If you already know the (surprising) answer, please don't reply too quickly and spoil the fun for everyone else.

 

[_i386sx25_]

10V ?

 

[wwfieee]

0V? or floating.

the transistor acting as diode, and collector is open.

 

[echo47]

No, try it on your bench. Many engineers find the results astonishing.

You can use almost any NPN transistor.
Be sure to use a DVM or other high-impedance voltmeter.

 

[flatulent]

The BE junction will be broken down with a zener effect to make about 5 V. There will be leakage current to the collector. You will probably measure 5 V or so.

 

[truebs]

10.7 V , As the base emitter junction is reverse biased it would at up to Vbe .

But if leakage is considered (say for eg Ico = 1 ma ) then volatage recieved would be 9.7 V !

 

[aryajur]

It goes to a negative value !?

 

[movingbait]

ok i did a sim using circuitmaker

So how is the result explained, i assume the sim is right(a damn long shot) and varied the resistance of the voltmeter appropriatly?

movingbait Ü

 

[chinito]

VBE is negative. NPN in cut-off --> zero volts reading

 

[echo47]

Good job Aryajur, you actually tried it! Simulators and textbooks won't give the correct answer.

Now who can explain it?

 

[aryajur]

The explanation I can think of is:
The excessive reverse bias across the base emitter junction, causes the depletion region to expand in the base region. Some of the charge that comes to expand the depletion of the base emitter region comes from the depletion of the base collector region. And so the base collector region depletion width decreases, causing a sort of forward bias, and thus we get a negative voltage in the voltmeter.
Please comment.

 

[Jack// ani]

Now its your turn echo47!!!!!! Please reveal it.....

 

[echo47]

Yes this circuit does output a negative voltage. I measure about -0.35V. Although the available current is small, only a fraction of a microamp, the transistor really does convert from positive to negative without using any capacitor, inductor, or charge pump.

Semiconductor equations usually don't give negative values. The circuit is not oscillating. So what's happening? A new form of energy? An April fool's joke?

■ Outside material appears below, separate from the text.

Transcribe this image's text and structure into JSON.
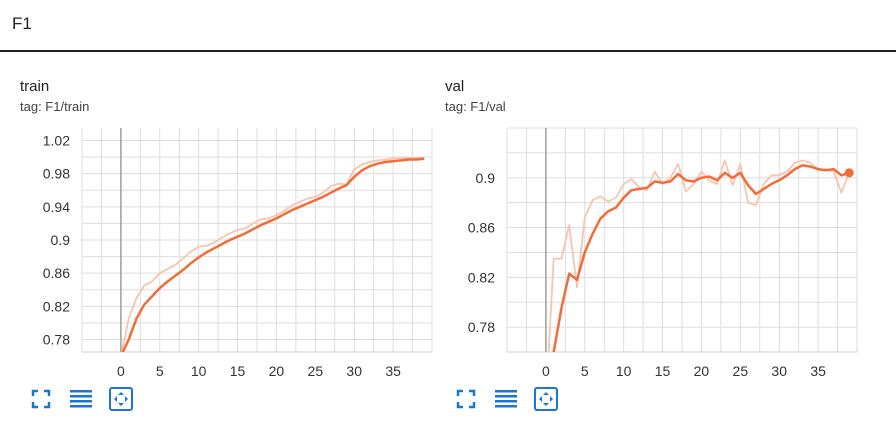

No, it's an old form of energy.

I'll give the explanation soon.

You'll see!

Literally.

 

[pixel]

It seems like C and E are inversed.

It should be off (at the edge of inverse active region), but then voltatge should be -0.6V?

 

[echo47]

Here's the unexpected answer:

The reversed-biased base-emitter junction breaks down and emits yellow light. The light illuminates the base-collector junction, where the photoelectric effect generates the negative voltage.

Just for fun, you can cut the top off a metal-case transistor and examine the die under a microscope. A large transistor such as 2N3055 looks quite pretty, like an aerial view of a small town at night.

Note: Driving a transistor's B-E junction into reverse breakdown my injure the device, so don't put it back into your stock bin.

 

[Karthikeya]

it was indeed an unexpected answer........
can u plz explain this photoelectric effect in CB jn in little more detail.....

regards

 

[wwfieee]

how in the world did you find this out? This is like a DC-DC converter.

 

[echo47]

A few years ago, Bob Pease, a famous analog engineer at National Semiconductor, briefly mentioned this effect in his "Pease Porridge" monthly magazine column. I wish I could give you more technical info, but he did not go into detail, and I can't find any literature on this little-known effect.

Bob is an infamous practical jokester. He sent this puzzle to the engineering team at a rival company. The joke apparently worked, because those guys started tearing their hair out trying to figure out why their cherished semiconductor theories were suddenly flying out the window.

Heeeeeerrrr's Bob!
**broken link removed**

 

[flatulent]

Is this a thermal effect? Can someone who has measured it adjust the transistor temperature with spray and see?

 

[echo47]

I freeze-sprayed my 2N3904. The output voltage increased slightly, from -0.32V to -0.40V.

Right now I can't find my decapitated 2N3055. I recall that increasing the input current caused more and more tiny pinpoints of yellow light to appear, like turning on streetlights. Fascinating!